Ahora una nueva escena: la danza. Ésta viene milenariamente como conquista a la cultura, contiene el tránsito del deseo al amor, vibra con la música y la cadencia del cuerpo, es escenario de configuración del sí mismo y estética de la construcción intersubjetiva. ¿Qué pasa cuando ella se torna en la interacción homo-machina? Y, ¿cómo se produce, interpreta, ejecuta, transmite la música que está en la base de una tal interacción? Desde siempre la cultura ha sido producción de un artificio, pero, ¿qué queda de lo humano cuando sobre el artificio cultural sobreviene –como una segunda naturaleza– el artificio tecnológico? Ahora bien, ¿dará, literalmente, ladridos de amor el artificio? Parece que sólo el humano usara y pudiera usar el argumentum ad misericordiam. Pero, si el artificio corre tras su ama, recorre las calles en su pro, “sufre” –¿qué puede significar un sufrimiento artificial?–. Y, la ama-humana: ¿podrá reconocer la “verdad” de un tal “sufrimiento” de su mascota? Se han hallado muchas y variadas cuestiones –a veces con algunos indicios de respuesta–: en un mundo de la vida tecnologizado, ¿cómo habitarlo humanamente?; en los escenarios tecnológicos, ¿cómo incluir la subjetividad?; al vivir en entornos cibernéticos, ¿cómo incrementar la calidad de vida, como por ejemplo, cuidar virtualmente la familia, mantener (“big brother”) la seguridad de lo privado en el escenario de lo público? Y las cuestiones, con sus respectivos indicios de respuesta, no sólo se pueden ampliar describiendo el presente, sino que se irá más allá en cuanto se despliegue el tiempo. Pero, ¿qué pasa cuando se pueda hablar de una subjetividad artificial? Tal, espera, siente, llora, suplica; acaso, también mienta, engañe, seduzca, eluda, etc. Y al cabo de ella se podría decir: humana demasiado humana. Y esta cuestión no sólo ha tenido “ficciones” –en especial, ilusión fílmica–. De hecho, se cuenta con una estética computacional, un arte artificial. Se ha cuestionado: “Y cuando se mira la obra plástica que ha producido la computadora como bella: ¿dónde reside lo bello, en la obra o en el ojo que la aprecia?”.
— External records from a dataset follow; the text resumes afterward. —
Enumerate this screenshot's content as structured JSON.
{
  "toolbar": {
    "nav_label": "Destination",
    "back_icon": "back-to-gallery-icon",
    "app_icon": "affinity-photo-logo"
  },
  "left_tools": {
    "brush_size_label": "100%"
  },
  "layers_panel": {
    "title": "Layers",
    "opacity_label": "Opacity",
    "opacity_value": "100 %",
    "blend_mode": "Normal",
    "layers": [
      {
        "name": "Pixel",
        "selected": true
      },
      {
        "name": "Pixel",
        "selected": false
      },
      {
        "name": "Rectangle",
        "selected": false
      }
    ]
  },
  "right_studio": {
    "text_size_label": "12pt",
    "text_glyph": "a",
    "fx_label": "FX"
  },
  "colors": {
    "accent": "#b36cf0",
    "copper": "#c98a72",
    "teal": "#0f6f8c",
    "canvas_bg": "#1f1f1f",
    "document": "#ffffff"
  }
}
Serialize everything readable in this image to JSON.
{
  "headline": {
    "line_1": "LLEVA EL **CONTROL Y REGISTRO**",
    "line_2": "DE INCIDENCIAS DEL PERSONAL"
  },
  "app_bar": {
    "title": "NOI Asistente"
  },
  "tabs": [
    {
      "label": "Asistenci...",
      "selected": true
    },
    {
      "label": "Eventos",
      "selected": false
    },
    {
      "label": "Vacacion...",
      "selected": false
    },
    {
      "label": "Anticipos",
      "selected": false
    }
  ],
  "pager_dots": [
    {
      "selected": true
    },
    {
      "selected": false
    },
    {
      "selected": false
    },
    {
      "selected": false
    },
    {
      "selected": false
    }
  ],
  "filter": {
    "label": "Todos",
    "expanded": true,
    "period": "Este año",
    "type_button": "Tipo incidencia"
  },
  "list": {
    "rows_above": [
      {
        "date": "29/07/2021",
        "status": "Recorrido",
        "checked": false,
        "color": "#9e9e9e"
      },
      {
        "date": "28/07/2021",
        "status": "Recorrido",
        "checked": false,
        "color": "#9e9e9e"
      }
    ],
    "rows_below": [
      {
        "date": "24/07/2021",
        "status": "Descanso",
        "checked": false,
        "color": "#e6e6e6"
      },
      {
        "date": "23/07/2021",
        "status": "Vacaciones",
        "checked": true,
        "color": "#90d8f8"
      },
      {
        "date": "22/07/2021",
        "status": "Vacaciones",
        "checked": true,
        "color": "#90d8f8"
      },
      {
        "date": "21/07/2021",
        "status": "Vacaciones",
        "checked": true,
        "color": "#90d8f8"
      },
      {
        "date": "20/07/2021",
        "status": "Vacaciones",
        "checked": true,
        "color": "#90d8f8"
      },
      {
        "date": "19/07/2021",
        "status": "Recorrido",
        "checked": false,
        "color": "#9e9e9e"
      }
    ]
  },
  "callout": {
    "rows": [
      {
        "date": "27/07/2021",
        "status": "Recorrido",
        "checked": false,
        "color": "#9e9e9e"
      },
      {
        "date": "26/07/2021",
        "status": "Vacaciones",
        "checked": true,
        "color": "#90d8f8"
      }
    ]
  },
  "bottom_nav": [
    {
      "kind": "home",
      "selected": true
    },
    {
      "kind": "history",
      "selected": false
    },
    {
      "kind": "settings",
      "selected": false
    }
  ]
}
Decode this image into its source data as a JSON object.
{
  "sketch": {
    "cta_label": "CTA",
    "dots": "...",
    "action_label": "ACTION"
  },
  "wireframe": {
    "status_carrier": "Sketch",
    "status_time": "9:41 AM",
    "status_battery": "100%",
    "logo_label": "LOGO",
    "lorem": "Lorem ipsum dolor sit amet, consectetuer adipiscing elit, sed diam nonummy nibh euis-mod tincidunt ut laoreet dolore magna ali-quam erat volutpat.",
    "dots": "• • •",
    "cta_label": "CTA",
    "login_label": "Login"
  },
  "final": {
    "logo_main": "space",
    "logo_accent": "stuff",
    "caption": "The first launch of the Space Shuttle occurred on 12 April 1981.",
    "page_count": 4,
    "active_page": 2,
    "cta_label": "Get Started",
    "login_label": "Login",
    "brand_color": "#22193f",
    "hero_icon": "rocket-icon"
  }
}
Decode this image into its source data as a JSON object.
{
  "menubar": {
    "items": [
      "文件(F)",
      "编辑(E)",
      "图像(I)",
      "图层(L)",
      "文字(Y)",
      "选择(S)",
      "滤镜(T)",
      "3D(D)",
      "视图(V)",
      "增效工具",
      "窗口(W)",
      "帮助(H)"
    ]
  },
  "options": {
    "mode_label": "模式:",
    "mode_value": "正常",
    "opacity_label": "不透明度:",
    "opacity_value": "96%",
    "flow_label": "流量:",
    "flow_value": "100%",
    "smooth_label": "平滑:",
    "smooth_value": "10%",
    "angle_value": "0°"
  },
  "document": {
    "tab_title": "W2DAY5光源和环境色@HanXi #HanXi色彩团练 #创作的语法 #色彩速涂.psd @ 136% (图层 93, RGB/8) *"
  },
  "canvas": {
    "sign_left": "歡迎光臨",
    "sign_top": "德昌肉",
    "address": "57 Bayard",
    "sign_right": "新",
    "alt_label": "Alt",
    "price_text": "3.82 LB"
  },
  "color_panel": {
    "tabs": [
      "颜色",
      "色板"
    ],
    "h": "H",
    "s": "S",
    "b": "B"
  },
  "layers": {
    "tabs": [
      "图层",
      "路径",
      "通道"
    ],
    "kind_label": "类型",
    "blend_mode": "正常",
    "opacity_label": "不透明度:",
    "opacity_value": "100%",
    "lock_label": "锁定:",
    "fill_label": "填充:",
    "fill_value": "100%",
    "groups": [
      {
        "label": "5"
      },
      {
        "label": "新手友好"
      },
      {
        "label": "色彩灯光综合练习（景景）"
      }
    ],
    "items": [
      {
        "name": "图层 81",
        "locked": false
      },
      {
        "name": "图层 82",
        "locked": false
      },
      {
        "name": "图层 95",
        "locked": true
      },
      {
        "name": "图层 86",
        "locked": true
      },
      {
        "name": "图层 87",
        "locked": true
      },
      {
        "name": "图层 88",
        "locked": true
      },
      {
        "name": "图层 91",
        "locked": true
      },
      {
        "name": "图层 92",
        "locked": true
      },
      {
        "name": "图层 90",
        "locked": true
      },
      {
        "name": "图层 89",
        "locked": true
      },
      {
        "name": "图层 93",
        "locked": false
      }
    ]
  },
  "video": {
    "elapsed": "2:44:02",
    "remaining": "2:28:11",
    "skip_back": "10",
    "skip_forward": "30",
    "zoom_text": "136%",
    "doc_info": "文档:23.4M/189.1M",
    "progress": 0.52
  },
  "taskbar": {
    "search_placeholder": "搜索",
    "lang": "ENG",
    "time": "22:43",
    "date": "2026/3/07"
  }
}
Estas pinturas de María Isabel Vargas han tomado como base informes objetivos que se han divulgado en revistas de difusión científica. Y, ¿por qué pintarlas? En el fondo, se puede decir, se trata de destacar de su fondo lo que parece una nueva habitualidad: que haya un entorno cibernético que comienza por fabricar el café en la primera hora del día y culmina por cerrar las puertas y apagar la televisión en el último minuto en casa, no sólo no es novedad; hasta cierto punto se echó en falta la tardanza de tal dispositivo. Claro, entonces, en las exhibiciones de mascotas tan sólo se discutió sobre la perfección del simulacro. No obstante, la obra plástica de María Isabel Vargas fija como un corte sincrónico el darse de este dato en nuestro mundo vital. Y lo fija para ser contemplado, reflexionado, criticado –si fuera el caso–, reenrutado. Puesto, como queda aquí, ante la vista, en evidencia adecuada, la cuestión es: Y, ¿qué es ahora, qué puede ser en el futuro, qué puede ser indefinidamente: la esencia de lo humano? Se concita la reflexión. Y, si lo humano vibra en lo bello: ¿qué es lo bello? Esta obra plástica, en cuanto totalidad y en cuanto fragmento, pone en cuestión el presente, el futuro que se abre en el presente, el pasado que nos lega este presente. Como totalidad: vive en sí en la cuestión al expresarla; en cuanto fragmento: queda expuesta para que –como obra, al obrar– obre en la subjetividad del espectador y se obre –como apertura de mundo– una comprensión intersubjetiva sobre este mismo asunto: ¿qué es lo humano, qué nos queda de humanos, a dónde iremos?